O que acontece a seguir não está claro. Nenhum grupo na Assembleia Nacional tem maioria para formar um governo. Macron continua presidente; a constituição da Quinta República, elaborada pelo General Charles de Gaulle para incorporar seu próprio poder, dá ao presidente a possibilidade de várias medidas autoritárias. A esquerda terá que se afirmar firmemente, enquanto alguns dentro do NFP podem preferir trabalhar com o centro macronista e excluir o LFI.

É um longo caminho até a eleição presidencial de 2027, para a qual Le Pen já está se preparando. Como vimos na Grã-Bretanha, uma situação em que os trabalhadores veem pouco a esperar de qualquer um dos partidos estabelecidos pode levar a uma situação de grande volatilidade política. A esquerda terá muitos desafios e batalhas nos próximos anos.
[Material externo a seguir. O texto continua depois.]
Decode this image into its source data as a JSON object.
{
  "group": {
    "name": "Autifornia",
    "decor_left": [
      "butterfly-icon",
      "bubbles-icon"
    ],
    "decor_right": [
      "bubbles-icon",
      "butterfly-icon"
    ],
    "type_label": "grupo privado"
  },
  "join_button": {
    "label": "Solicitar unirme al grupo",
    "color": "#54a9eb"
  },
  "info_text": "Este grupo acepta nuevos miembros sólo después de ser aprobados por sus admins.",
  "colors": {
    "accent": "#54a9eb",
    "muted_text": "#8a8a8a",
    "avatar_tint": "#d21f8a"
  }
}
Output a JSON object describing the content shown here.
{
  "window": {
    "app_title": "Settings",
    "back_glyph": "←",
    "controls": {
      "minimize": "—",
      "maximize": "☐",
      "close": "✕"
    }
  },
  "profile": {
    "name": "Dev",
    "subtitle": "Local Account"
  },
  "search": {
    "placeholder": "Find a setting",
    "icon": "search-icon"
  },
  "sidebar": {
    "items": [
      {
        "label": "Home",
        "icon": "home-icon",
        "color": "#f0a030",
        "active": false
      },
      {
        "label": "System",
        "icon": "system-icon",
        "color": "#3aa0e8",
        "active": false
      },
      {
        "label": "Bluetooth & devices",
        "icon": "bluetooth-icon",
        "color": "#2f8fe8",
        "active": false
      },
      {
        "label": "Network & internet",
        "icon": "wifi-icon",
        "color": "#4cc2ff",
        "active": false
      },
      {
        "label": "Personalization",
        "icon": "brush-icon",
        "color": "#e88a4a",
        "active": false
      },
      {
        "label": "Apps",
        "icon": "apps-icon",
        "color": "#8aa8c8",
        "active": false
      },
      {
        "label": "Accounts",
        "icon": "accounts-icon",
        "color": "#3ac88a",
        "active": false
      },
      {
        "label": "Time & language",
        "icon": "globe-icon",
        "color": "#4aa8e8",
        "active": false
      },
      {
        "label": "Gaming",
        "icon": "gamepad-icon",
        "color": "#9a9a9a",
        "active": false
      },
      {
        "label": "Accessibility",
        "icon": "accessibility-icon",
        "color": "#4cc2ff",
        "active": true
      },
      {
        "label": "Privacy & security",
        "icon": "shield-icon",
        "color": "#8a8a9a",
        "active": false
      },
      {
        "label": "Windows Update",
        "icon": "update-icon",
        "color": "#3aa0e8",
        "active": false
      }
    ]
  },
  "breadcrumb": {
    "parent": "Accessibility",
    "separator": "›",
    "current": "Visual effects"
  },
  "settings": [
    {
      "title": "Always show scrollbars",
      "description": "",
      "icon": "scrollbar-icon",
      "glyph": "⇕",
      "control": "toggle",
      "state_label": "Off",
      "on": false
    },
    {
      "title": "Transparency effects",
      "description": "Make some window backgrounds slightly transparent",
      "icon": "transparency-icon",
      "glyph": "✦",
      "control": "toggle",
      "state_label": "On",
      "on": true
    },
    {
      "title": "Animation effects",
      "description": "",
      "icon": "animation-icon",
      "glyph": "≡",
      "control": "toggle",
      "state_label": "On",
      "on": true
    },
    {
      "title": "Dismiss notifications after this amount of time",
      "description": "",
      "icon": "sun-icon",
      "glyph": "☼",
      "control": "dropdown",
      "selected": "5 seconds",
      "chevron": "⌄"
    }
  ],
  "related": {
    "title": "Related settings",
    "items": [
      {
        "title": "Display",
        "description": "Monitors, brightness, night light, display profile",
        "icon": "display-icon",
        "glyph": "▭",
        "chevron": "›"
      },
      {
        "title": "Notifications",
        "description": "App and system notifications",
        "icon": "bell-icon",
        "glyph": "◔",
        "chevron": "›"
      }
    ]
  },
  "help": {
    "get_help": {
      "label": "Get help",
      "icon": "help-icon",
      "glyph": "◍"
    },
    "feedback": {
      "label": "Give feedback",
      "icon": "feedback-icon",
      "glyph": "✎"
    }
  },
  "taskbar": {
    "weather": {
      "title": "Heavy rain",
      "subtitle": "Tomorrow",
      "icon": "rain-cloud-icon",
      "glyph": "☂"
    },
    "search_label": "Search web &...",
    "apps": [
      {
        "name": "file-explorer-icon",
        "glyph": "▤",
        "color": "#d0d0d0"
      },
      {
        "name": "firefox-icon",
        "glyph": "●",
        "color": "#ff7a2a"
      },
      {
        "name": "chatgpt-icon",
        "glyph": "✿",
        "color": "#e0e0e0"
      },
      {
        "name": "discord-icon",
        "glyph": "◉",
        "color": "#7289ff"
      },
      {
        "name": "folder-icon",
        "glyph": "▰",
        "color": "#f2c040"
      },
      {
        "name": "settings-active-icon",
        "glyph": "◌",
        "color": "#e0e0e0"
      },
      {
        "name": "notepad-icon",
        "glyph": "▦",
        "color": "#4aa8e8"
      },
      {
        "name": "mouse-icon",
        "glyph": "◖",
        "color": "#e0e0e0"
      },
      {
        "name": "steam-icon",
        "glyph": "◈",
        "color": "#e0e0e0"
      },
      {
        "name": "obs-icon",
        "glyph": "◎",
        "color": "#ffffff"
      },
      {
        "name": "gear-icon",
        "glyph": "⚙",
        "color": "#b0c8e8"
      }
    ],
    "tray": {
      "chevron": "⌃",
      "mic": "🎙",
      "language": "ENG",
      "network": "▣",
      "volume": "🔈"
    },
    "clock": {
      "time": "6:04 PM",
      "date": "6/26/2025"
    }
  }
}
Os socialistas britânicos devem ser muito cautelosos ao oferecer conselhos aos nossos camaradas franceses sobre questões de estratégia e tática. Internacionais e tendências internacionais não têm um bom histórico. Mas, muito timidamente, eu concluiria que os socialistas franceses provavelmente têm as melhores perspectivas se trabalharem dentro ou ao lado da LFI.